Еще сильнее жуть овладела Иваном.
Адашев, правда, рядом спит… Не кликнуть ли его? Нет, что за вздор! Совестно даже… Не мальчик уж он. Семнадцать лет ему. Он царь! Он муж! К Насте пройти?.. Тоже — зря. Она совсем расхворалась от всех передряг недавних и ужасов, Христос с ней! Пусть почивает, голубка милая. Никогда, никогда больше не огорчит он жену, не изменит ей!.. Бог свидетель…

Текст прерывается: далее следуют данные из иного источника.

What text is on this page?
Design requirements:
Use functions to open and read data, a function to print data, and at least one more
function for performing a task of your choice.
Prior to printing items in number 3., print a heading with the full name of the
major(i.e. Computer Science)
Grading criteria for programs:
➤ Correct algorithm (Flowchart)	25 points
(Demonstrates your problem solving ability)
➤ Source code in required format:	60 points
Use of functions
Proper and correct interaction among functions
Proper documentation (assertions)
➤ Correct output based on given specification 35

Отчего это так мало света в покое? Разве еще свечи зажечь?.. От лампады и самому можно, не будя никого. Вон какой забавный один трисвечник стоит: яблоко в средине, а в яблоке часы тикают… Словно сверчок большой, на всю комнату трещат: тик-так… тик-так…
Хорошо, что трещат… Все веселее… Не совсем тишина могильная…
Над Москвой далекой думы царя летают. Что-то там теперь?
И опять твердит Иван:
— Прости, Господи! Зарекаюсь искушать терпение Твое…
Молится, а недавние страшные сцены так и мелькают в глазах…
Море огня… Потоки крови… Дядин труп обезображенный… Скорченные, обезглавленные трупы казненных бунтарей перед дворцом… И сейчас там они лежат.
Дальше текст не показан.